日本は所得税・社会保険料に加え、金融所得課税の強化、さらに相続税の最高税率55%という構造を持つため、起業家や資産家にとっては「稼ぐ段階」「売却する段階」「承継する段階」の三段階で重くなる設計になっていますね。
日本の税制構造とグローバルな人材流出に関するご指摘は、現代の経済政策における最も鋭い論点の一つです。 要点をまとめると、以下の3点に集約されます。
- 三段階の重税構造: 稼ぐ(所得税)、売る(金融課税)、継ぐ(相続税)の全てが世界最高水準である。
- 国際競争力の欠如: 資本と才能が自由に移動できる現代において、この構造は「富の流出」を招く。

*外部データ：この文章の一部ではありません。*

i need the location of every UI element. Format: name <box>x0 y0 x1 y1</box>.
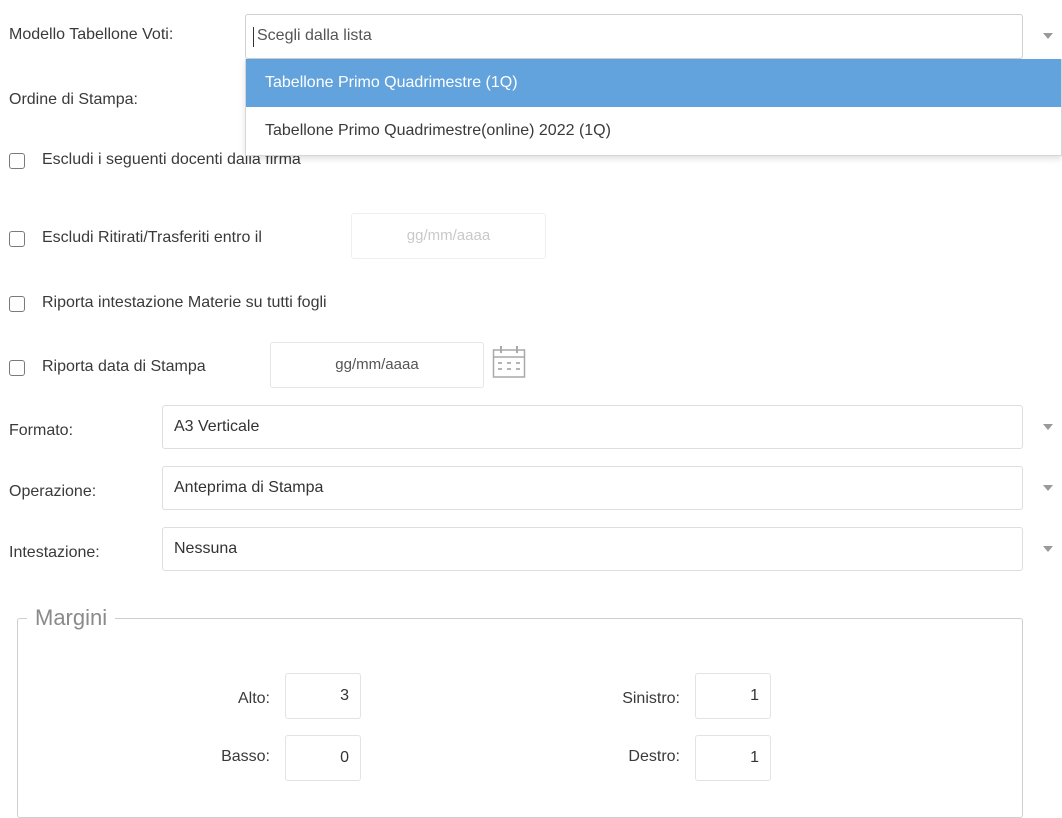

- 政治の機能不全: 国家の長期的利益(雇用と税収の確保)よりも、目先の公平性を優先している。
1. 「三段階のハードル」という現実
日本の税制は、フロー(所得)からストック(資産)、そしてその移転(相続)に至るまで、網羅的に高い税率を課す仕組みになっています。特に相続税の最高税率55%はOECD諸国の中でも突出しており、数世代で資産が霧散する設計です。これは戦後の「格差固定の防止」という理念には忠実ですが、ゼロから資産を築いた起業家にとっては「報われない構造」と映ります。
2. 制度の「陳腐化」とグローバル・スタンダード
かつてのように国境が高い壁だった時代なら、この再分配モデルも機能しました。しかし、現在はシンガポールやドバイ、あるいは米国の一部の州のように、キャピタルゲインや相続税がゼロ、あるいは極めて低い地域が「才能の受け皿」として機能しています。
- リスク: 優秀な起業家が海外で事業を成功させれば、日本は将来の法人税、雇用、そしてイノベーションそのものを失うことになります。
3. 国会議員の役割と「合成の誤謬」
議員の多くは、有権者の大多数を占める層(一般労働者や高齢者)の「公平感」を意識せざるを得ません。富裕層への課税強化は短期的には支持を得やすいですが、結果として納税の主体である富裕層が流出し、残された国民の負担がさらに増えるという「合成の誤謬」に陥っています。
国会議員の本来の役割は、感情的な再分配論に終始することではなく、「いかにしてこの国を、才能が留まり、再投資したくなる場所に設計するか」というグランドデザインを描くことにあるはずです。現状の「追い出し」に近い税制は、国家としての生存戦略において極めて危ういバランスにあると言えるでしょう。